# 40 year reunion



## dwagar (Mar 6, 2006)

Wish me luck.

This long weekend, we're reforming our old band (the Glass World) for a concert/jam in Edmonton. Yes, that means we started in '67 (high school band, played till about '70).

I'm really looking forward to this. It appears we're going to have 50-75 people show up to watch and party. We've got people coming from Vancouver, Winnipeg, around Alberta, and as far away as Mexico. We better not suck.

A friend offered his acreage for the venue (and we've rented a community hall as a rain backup).

Our keyboard player passed away a few years ago, so I'll be doing double duty, but found an old friend to fill in on the guitar as needed. 

We've put about 30 songs on the list, although we'll only have a couple of practices, thanks to the joys of the internet we've been able to distribute the charts ahead of time.

Most of us have been playing pretty steadily over the years, so I'm not too concerned about us getting it back together. I'd feel better if we had a few more practices, but what the hell, it should be great fun.

And as our bass player said, this is probably the only chance we'll have to do something like this.

As I said above, we better not suck, lol.


----------



## djem (Sep 14, 2006)

Wow......40 years! And here I am complaining that I feel like an old guy being born in 1966....lol.

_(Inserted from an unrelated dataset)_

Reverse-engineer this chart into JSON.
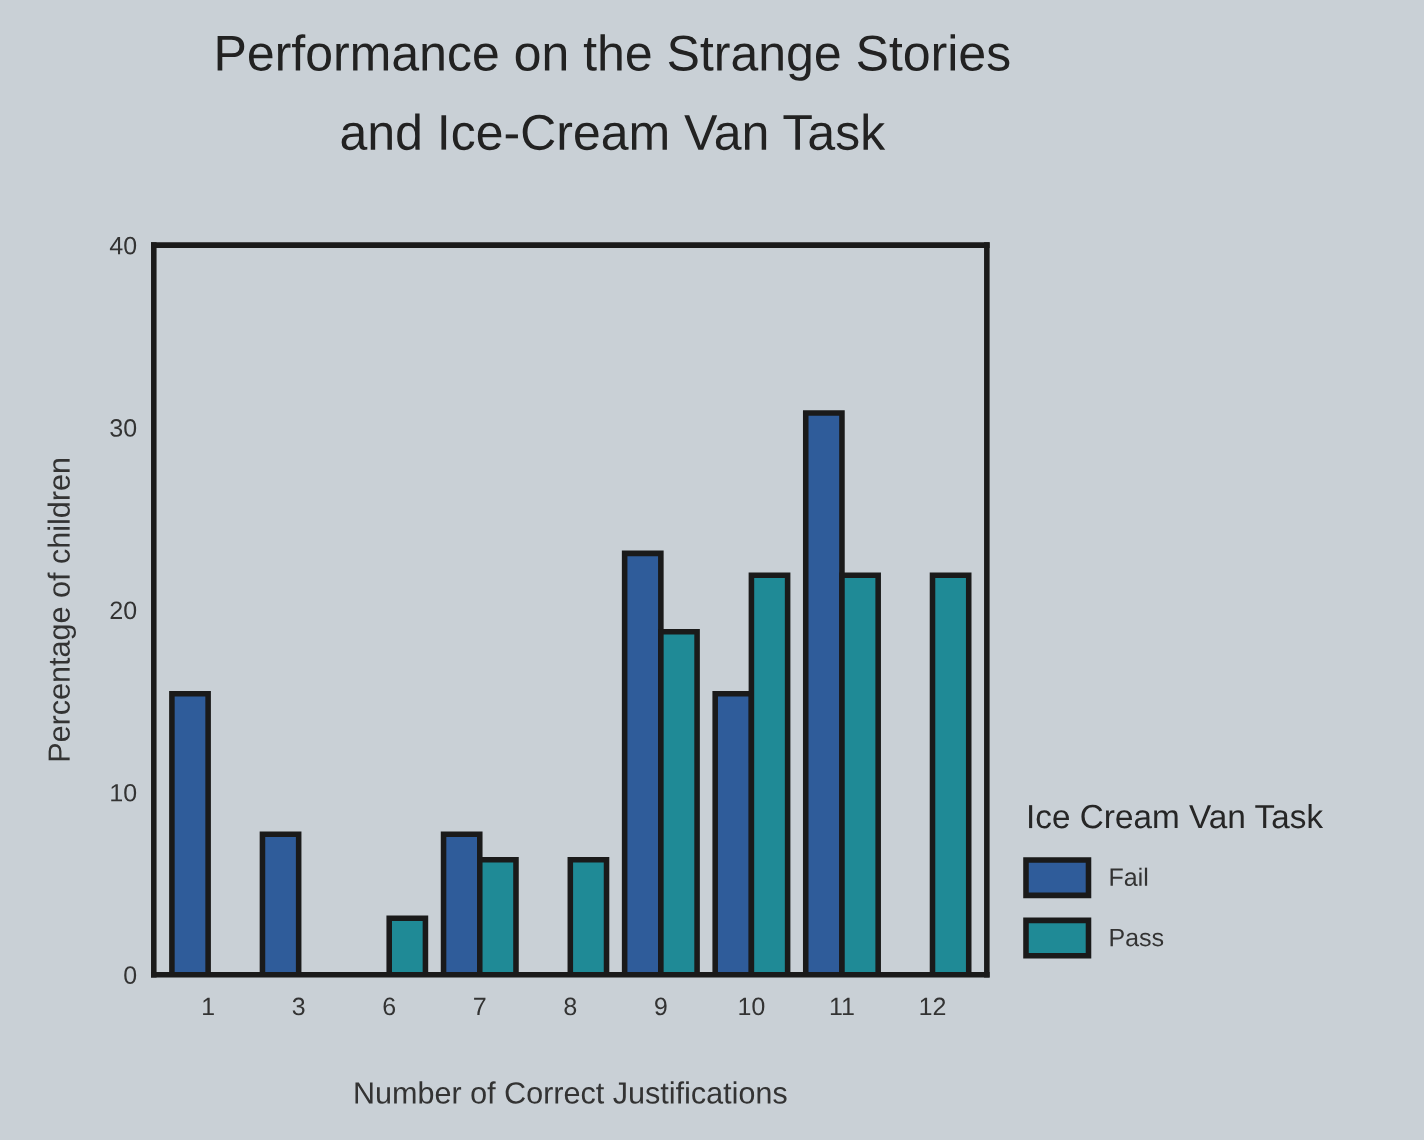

Good luck Don. Good idea to have a hall booked just in case of rain. Make sure to post some pics, sound clips, etc for us to enjoy.


----------



## simescan (May 15, 2007)

That looks like fun dwagar,...you're probably putting a little too much worry into it,...relax and enjoy...:rockon2:


----------



## dwagar (Mar 6, 2006)

Thanks guy, yes, we intend to get lots of pix and our singer's father is going to shoot a video, I'm not sure what sound quality will turn out like off a small video camera though, have to wait and see.


----------



## james on bass (Feb 4, 2006)

That's awesome!! Have fun.

:rockon2:










:rockon:


----------



## dwagar (Mar 6, 2006)

well, the weather cooperated, it was great fun. 40 or 50 people came. We had it at a friend's farm. Played 23 or 24 songs. Didn't suck too bad, haha.


----------



## esp_dsp (Feb 27, 2007)

haha nice tractor =P sounds like fun to get back together and lay down some tunes!


----------



## dwagar (Mar 6, 2006)

yeah, we thought the old Case was a cool backdrop.

and yes, it was a lot of fun. Real short on the practice time, but we've all kept playing over the years and used chord and lyric sheets.


----------



## RIFF WRATH (Jan 22, 2007)

Darn it I missed it.
great it worked out.
cheers
RIFF


----------



## csrMark (Jul 14, 2007)

WOW........ how many guys had their chops up and how many didn't?:sport-smiley-002:


----------



## dwagar (Mar 6, 2006)

chops?

The only drawback we had was dealing with lack of practices, we only had time for 2 - 3 hr practices (Fri night and Sat night) before we played on Sunday. With one guy from Winnipeg, one from Vancouver and one from Calgary, this was the only time we had to get together. 

As far as musicians go, we didn't have any problems. Our singer sat in on keys for a lot of the songs, but he's not a keyboard player, just quiet chording. Our bass player's career is in the Winnipeg symphony orchestra, our steel player plays pro, our drummer and rhythm guitarist play on a regular basis, and I've been playing every week for over 15 years. 

We just didn't have the practice time to polish 24 songs with 6 hours of practice, but were able to pull them off to a reasonable level.


----------